Including as many responsible adults as possible in the day-to-day activity of students is part of the philosophy here.
"My mantra is 'every adult is in charge'," says principal Doug Jantzi, who was principal at a youth correctional facility before coming to Thurston High this year. "Students need to respect a classroom aide just as much as they do me... It's about people and relationships."
Mostly, that attitude applies to students and how they treat each other at an age when being excluded, bullied, or disrespected can hurt deeply. Some Thurston students have older siblings or friends who were here in 1998, and many have been reminded by adults in their lives that they bear some daily responsibility for preventing another tragedy.
"You have to treat people the way you'd like to be treated," says senior Nichole Lewelling. "That's how my parents broke it down."
As is often the case with kids, "do what I say and not what I do" does not work.
"Children watch how their parents act when involved in road rage or other forms of rudeness," says Jack Spencer, a sociologist at Purdue University. "If parents modify their own behavior and talk to their children about respecting and being sensitive to others, we could reduce the number of these incidents."
In the wake of Columbine, many factors were blamed for school violence: cliques and bullying, violent video games and music, easy access to weapons and explosives, gang activity, overdependence on questionable drugs to treat adolescents diagnosed with mental or behavioral problems, disengaged and distracted parents.
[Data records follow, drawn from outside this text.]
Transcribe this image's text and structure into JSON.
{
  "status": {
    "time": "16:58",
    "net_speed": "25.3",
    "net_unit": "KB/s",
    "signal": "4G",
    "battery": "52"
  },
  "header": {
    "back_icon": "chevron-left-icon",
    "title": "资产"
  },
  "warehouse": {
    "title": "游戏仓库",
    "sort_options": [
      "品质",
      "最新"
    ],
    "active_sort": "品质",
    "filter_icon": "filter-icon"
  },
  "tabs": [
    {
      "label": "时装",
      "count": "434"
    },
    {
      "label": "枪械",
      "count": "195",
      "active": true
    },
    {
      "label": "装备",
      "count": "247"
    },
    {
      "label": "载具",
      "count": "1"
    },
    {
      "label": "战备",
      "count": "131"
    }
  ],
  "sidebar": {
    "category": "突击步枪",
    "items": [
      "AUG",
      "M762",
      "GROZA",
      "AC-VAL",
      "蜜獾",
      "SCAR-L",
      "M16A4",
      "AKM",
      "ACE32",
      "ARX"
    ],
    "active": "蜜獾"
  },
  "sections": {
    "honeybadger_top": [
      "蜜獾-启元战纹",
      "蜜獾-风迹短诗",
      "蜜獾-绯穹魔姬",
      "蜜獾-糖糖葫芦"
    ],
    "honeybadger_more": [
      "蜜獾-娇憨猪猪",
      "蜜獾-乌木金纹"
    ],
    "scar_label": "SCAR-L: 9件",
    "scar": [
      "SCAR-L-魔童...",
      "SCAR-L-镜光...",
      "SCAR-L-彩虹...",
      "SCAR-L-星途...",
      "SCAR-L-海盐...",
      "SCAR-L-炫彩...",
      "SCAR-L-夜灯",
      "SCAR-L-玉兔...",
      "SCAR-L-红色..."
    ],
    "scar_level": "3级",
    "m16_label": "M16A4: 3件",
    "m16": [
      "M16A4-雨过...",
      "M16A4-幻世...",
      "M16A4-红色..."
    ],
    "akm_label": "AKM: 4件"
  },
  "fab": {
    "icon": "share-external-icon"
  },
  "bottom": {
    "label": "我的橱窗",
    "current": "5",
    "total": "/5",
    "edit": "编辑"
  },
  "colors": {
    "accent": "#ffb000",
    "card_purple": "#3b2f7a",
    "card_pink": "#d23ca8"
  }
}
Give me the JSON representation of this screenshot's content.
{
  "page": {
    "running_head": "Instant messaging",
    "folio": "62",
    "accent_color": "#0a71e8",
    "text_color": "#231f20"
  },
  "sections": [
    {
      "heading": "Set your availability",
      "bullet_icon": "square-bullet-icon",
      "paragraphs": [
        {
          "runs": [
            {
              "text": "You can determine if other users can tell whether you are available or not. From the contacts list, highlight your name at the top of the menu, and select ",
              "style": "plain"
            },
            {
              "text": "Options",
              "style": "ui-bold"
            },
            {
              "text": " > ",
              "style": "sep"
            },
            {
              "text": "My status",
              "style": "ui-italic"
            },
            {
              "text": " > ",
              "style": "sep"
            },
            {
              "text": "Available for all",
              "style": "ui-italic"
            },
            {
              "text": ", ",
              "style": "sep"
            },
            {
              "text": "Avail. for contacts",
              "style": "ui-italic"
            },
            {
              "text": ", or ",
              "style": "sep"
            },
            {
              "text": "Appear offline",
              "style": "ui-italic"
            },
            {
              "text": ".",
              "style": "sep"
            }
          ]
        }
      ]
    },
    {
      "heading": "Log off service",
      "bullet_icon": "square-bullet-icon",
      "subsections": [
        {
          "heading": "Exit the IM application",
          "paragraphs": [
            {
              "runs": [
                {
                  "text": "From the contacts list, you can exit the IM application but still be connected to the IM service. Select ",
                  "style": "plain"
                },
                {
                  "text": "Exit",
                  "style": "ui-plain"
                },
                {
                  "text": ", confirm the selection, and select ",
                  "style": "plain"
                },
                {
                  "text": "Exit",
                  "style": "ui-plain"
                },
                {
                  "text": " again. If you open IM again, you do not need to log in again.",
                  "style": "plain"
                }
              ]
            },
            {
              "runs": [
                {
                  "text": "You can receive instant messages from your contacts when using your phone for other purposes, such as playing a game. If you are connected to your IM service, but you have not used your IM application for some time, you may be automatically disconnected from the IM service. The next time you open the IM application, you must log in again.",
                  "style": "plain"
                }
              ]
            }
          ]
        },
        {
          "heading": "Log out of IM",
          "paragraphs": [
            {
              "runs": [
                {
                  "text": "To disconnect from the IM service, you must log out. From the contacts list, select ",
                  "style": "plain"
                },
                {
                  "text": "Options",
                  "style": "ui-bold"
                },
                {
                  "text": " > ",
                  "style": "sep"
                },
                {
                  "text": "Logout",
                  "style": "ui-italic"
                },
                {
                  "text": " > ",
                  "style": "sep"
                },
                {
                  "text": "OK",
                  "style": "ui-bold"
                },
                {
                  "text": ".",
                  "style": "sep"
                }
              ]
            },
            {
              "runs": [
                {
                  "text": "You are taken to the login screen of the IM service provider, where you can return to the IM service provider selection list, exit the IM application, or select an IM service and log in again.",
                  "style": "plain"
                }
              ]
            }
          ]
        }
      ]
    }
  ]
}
Attention to all these things is good, says family therapist Michael Gurian of Spokane, Wash., but deeper issues need to be addressed. Mr. Gurian has written several books on boys and male development, most recently "What Could He Be Thinking? How a Man's Mind Really Works."
Some of this has to do with "emotional literacy," says Gurian, which means helping boys to understand and communicate feelings of fear, anger, and alienation without resorting to violence. Just as important, he says, has been the recent "boys' movement."
This movement recognizes that boys have character development and educational needs distinctly different from girls'; that what sometimes seems like rambunctiousness is not necessarily a "problem" that needs to be criticized or punished.
"I think we are better off now than we were five years ago, mainly because parents are insisting on better education for their sons and they're insisting that professionals don't just look at girls but look at boys," he says.
"They're also insisting that our responses aren't just that boys have to cry more but go deeper into 'where's Grandpa, where's Dad, where's Mom; who's attached to the kid; where are the aunts and uncles; who are the mentors; who's watching after my kids during latchkey hours; what's day care about?' Those bigger things are starting to get talked about, so I'm optimistic."
Back in the quad at Thurston High, senior Brett McEldowney drifts toward a conversation about school violence.
He's short and muscular, with a sweatshirt identifying him as a "power lifter." Asked what he thinks the answer is, he says quietly: "Treat people the way you want to be treated."